PBB Pastikan Tak Ikut Koalisi Pendukung Jokowi

Setelah ditetapkan sebagai peserta Pemilu 2019, Partai Bulan Bintang (PBB) langsung mengambl sikap dengan memastikan diri tidak akan merapat ke koalisi Presiden Joko Widodo (Jokowi).
John Andhi Oktaveri
John Andhi Oktaveri - Bisnis.com 07 Maret 2018  |  10:34 WIB
PBB Pastikan Tak Ikut Koalisi Pendukung Jokowi
Ketua Umum Partai Bulan Bintang (PBB) Yusril Ihza Mahendra (kedua kanan) dicium oleh Ketua Mahkamah Partai M Yasin Ardhy (kedua kiri) usai sidang ajudikasi antara PBB dengan Komisi Pemilihan Umum (KPU) di Gedung Bawaslu, Jakarta, Minggu (4/3). Badan Pengawas Pemilu (Bawaslu) memutuskan Partai Bulan Bintang sah sebagai peserta Pemilu 2019. ANTARA FOTO - Akbar Nugroho Gumay

Kabar24.com, JAKARTA — Setelah ditetapkan sebagai peserta Pemilu 2019, Partai Bulan Bintang (PBB) langsung mengambl sikap dengan memastikan diri tidak akan merapat ke koalisi Presiden Joko Widodo (Jokowi).

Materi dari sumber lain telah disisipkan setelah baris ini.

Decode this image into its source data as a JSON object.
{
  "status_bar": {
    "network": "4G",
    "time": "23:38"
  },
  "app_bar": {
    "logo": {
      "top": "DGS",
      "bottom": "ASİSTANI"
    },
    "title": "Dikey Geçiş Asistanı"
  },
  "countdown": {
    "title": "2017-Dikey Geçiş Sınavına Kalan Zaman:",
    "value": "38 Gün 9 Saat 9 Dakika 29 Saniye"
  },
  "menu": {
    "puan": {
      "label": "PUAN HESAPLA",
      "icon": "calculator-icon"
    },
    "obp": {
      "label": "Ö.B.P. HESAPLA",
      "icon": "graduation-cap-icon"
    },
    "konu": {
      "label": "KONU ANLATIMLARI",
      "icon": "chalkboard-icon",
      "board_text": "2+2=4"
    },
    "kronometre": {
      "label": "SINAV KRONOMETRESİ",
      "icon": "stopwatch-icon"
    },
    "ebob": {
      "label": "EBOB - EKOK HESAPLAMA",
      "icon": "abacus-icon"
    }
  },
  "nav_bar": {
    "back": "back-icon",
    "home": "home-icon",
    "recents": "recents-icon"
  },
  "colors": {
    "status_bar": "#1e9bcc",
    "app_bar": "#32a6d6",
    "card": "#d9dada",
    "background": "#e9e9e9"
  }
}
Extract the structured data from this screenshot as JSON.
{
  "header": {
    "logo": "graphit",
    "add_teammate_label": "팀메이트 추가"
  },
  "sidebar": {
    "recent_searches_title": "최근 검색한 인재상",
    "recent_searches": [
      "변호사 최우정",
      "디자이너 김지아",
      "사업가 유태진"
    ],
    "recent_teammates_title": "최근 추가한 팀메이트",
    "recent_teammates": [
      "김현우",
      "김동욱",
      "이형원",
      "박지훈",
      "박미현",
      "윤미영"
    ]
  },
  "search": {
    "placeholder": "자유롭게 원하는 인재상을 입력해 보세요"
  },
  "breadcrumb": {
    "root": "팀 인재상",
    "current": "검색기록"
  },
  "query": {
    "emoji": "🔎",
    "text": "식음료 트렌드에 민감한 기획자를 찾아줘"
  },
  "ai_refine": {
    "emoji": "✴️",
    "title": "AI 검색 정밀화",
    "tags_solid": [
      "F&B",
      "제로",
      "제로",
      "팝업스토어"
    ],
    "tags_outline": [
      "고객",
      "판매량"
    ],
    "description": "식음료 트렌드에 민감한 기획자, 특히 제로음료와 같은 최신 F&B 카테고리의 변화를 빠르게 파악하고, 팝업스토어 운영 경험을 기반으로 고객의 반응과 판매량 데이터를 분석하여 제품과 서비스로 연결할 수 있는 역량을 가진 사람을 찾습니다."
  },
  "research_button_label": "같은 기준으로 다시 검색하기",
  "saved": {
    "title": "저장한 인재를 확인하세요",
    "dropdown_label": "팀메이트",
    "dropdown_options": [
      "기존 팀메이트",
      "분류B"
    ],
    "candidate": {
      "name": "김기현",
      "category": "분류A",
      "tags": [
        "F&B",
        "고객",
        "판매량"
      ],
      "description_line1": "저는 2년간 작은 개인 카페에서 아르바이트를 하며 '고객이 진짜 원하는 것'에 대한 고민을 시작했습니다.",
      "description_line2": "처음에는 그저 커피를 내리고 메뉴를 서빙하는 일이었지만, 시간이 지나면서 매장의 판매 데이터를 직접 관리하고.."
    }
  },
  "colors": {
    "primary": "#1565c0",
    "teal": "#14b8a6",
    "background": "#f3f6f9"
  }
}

"Di tengah partai-partai yang sudah seperti koor mendukung Jokowi, apalagi sebagai calon tunggal, lebih baik PBB membangun kekuatan oposisi mengkritisi kebijakan pemerintah," ujar Yusril dalm keterangnnya kepada wartawan, Rabu (7/3/2018).

Menurutnya, PBB tak tergoda dengan kekuasaan. Yusril pun mengingatkan kepada seluruh kader PBB untuk mempersiapkan diri menjadi penyeimbang kekuasaan pemerintah.

"Saya meminta kepada warga PBB agar jangan mudah tergoda dengan kekuasaan. Warga PBB lebih baik mempersiapkan diri sebagai kekuatan penyeimbang kekuasaan untuk membangun bangsa dan negara yang lebih baik di masa datang," ujarnya.

PBB akhirnya ditetapkan sebagai partai peserta Pemilu 2019 setelah menang melawan KPU lewat sengketa pemilu di Bawaslu. PBB mendapat nomor urut 19.

PBB menargetkan kembali masuk ke DPR sebagaimana terjadi di awal reformasi.

"PBB ini akan berjuang minimal melampaui batas 4%. Dan kembali ada Fraksi PBB di DPR RI. Itu yang akan kami perjuangkan dan Insya Allah kami akan mencapai itu," ujar Yusril.

Berbeda dengan nasib PBB, Partai Persatuan dan Kaadilan (PKPI) akhirnya gagal ikut sebagai peserta pemilu. Pasalnya, partai yang dipimpin oleh Hendro Priyono itu gagal menempatkan kepengurusan 75% di kabupaten/kota di seluruh Indonesia.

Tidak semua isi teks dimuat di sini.